How does coll search for symbols?
If I use coll to store a lot of data where the indices are symbol names, how does coll search when I send it a symbol? Does it just go linearly or is there a way to do fast binary lookups?
I webscraped about 900 guitar chord tunings to use with a strummer object and I’m looking for the fastest way to retrieve chords by name.
The code for coll used to be published with the SDK. As I recall, it was a linear search.
OTOH, with modern hardware, a linear search through 900 items shouldn’t be all that slow. Also note that symbol matching, itself, is highly optimized. Once a symbol is "generated", it is represented by a 32-bit value, so matching is simply a comparison of 32-bit values (i.e., one subtraction and test for zero) rather than anything as ham-fisted as strcmp().
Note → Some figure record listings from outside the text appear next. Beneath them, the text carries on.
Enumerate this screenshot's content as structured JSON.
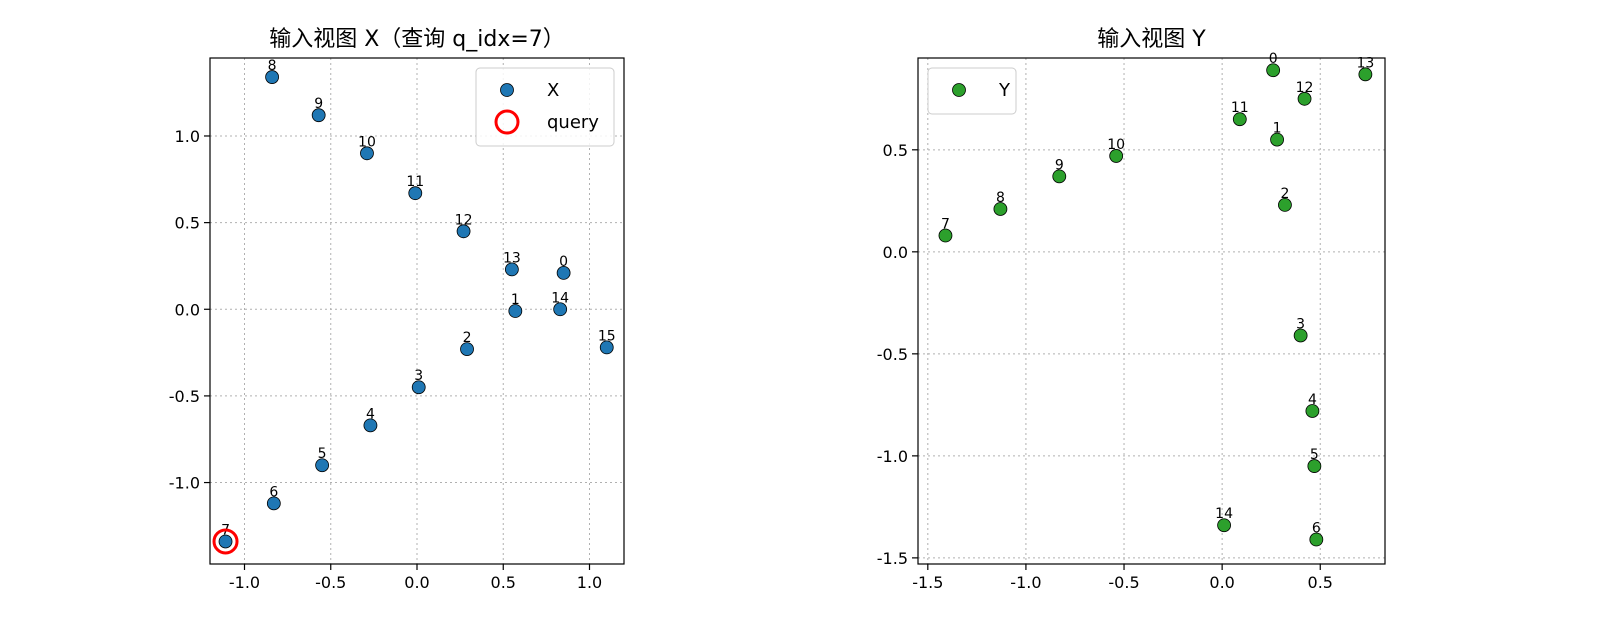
{
  "chart_data": [
    {
      "type": "scatter",
      "title": "输入视图 X（查询 q_idx=7）",
      "xlabel": "",
      "ylabel": "",
      "xlim": [
        -1.2,
        1.2
      ],
      "ylim": [
        -1.47,
        1.45
      ],
      "xticks": [
        -1.0,
        -0.5,
        0.0,
        0.5,
        1.0
      ],
      "xtick_labels": [
        "-1.0",
        "-0.5",
        "0.0",
        "0.5",
        "1.0"
      ],
      "yticks": [
        -1.0,
        -0.5,
        0.0,
        0.5,
        1.0
      ],
      "ytick_labels": [
        "-1.0",
        "-0.5",
        "0.0",
        "0.5",
        "1.0"
      ],
      "grid": true,
      "legend_position": "upper right",
      "legend": [
        {
          "label": "X",
          "marker": "point",
          "color": "#1f77b4"
        },
        {
          "label": "query",
          "marker": "ring",
          "color": "#ff0000"
        }
      ],
      "series": [
        {
          "name": "X",
          "color": "#1f77b4",
          "points": [
            {
              "label": "0",
              "x": 0.85,
              "y": 0.21
            },
            {
              "label": "1",
              "x": 0.57,
              "y": -0.01
            },
            {
              "label": "2",
              "x": 0.29,
              "y": -0.23
            },
            {
              "label": "3",
              "x": 0.01,
              "y": -0.45
            },
            {
              "label": "4",
              "x": -0.27,
              "y": -0.67
            },
            {
              "label": "5",
              "x": -0.55,
              "y": -0.9
            },
            {
              "label": "6",
              "x": -0.83,
              "y": -1.12
            },
            {
              "label": "7",
              "x": -1.11,
              "y": -1.34
            },
            {
              "label": "8",
              "x": -0.84,
              "y": 1.34
            },
            {
              "label": "9",
              "x": -0.57,
              "y": 1.12
            },
            {
              "label": "10",
              "x": -0.29,
              "y": 0.9
            },
            {
              "label": "11",
              "x": -0.01,
              "y": 0.67
            },
            {
              "label": "12",
              "x": 0.27,
              "y": 0.45
            },
            {
              "label": "13",
              "x": 0.55,
              "y": 0.23
            },
            {
              "label": "14",
              "x": 0.83,
              "y": 0.0
            },
            {
              "label": "15",
              "x": 1.1,
              "y": -0.22
            }
          ]
        }
      ],
      "query": {
        "name": "query",
        "label": "7",
        "x": -1.11,
        "y": -1.34,
        "color": "#ff0000"
      }
    },
    {
      "type": "scatter",
      "title": "输入视图 Y",
      "xlabel": "",
      "ylabel": "",
      "xlim": [
        -1.55,
        0.83
      ],
      "ylim": [
        -1.53,
        0.95
      ],
      "xticks": [
        -1.5,
        -1.0,
        -0.5,
        0.0,
        0.5
      ],
      "xtick_labels": [
        "-1.5",
        "-1.0",
        "-0.5",
        "0.0",
        "0.5"
      ],
      "yticks": [
        -1.5,
        -1.0,
        -0.5,
        0.0,
        0.5
      ],
      "ytick_labels": [
        "-1.5",
        "-1.0",
        "-0.5",
        "0.0",
        "0.5"
      ],
      "grid": true,
      "legend_position": "upper left",
      "legend": [
        {
          "label": "Y",
          "marker": "point",
          "color": "#2ca02c"
        }
      ],
      "series": [
        {
          "name": "Y",
          "color": "#2ca02c",
          "points": [
            {
              "label": "0",
              "x": 0.26,
              "y": 0.89
            },
            {
              "label": "1",
              "x": 0.28,
              "y": 0.55
            },
            {
              "label": "2",
              "x": 0.32,
              "y": 0.23
            },
            {
              "label": "3",
              "x": 0.4,
              "y": -0.41
            },
            {
              "label": "4",
              "x": 0.46,
              "y": -0.78
            },
            {
              "label": "5",
              "x": 0.47,
              "y": -1.05
            },
            {
              "label": "6",
              "x": 0.48,
              "y": -1.41
            },
            {
              "label": "7",
              "x": -1.41,
              "y": 0.08
            },
            {
              "label": "8",
              "x": -1.13,
              "y": 0.21
            },
            {
              "label": "9",
              "x": -0.83,
              "y": 0.37
            },
            {
              "label": "10",
              "x": -0.54,
              "y": 0.47
            },
            {
              "label": "11",
              "x": 0.09,
              "y": 0.65
            },
            {
              "label": "12",
              "x": 0.42,
              "y": 0.75
            },
            {
              "label": "13",
              "x": 0.73,
              "y": 0.87
            },
            {
              "label": "14",
              "x": 0.01,
              "y": -1.34
            }
          ]
        }
      ]
    }
  ]
}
I have it working with coll now and it does seem reasonable so far. On the other hand, I’m not doing much else yet.
Last time I looked at searching algorithms (a long time ago) the switch over point between linear and binary was about 60-70 items so having over 800 entries seems prime for binary searching. Obviously, the faster the computer, the bigger the list you can get away with.
Is the source for coll available anywhere? I’d hate to start from scratch but modifying ‘coll’ to have a binary search version shouldn’t be a big deal.
Why not use dict instead? Random access is hash-based, so the lookup is super fast…
@ej: Point taken. Not that it makes much difference :-)
Hey, why don’t you C74 guys add the code of coll back to the SDK, so we developers might reimplement it using dictionaries.
Good idea, right? ;)
Not with a one-off experiment. In some basic tests I just did this morning, I’ve determined it takes
0.0005ms to find the first item and
0.0051ms to find the last item (there are only 827 items in this list)
So in the short term I’m probably safe.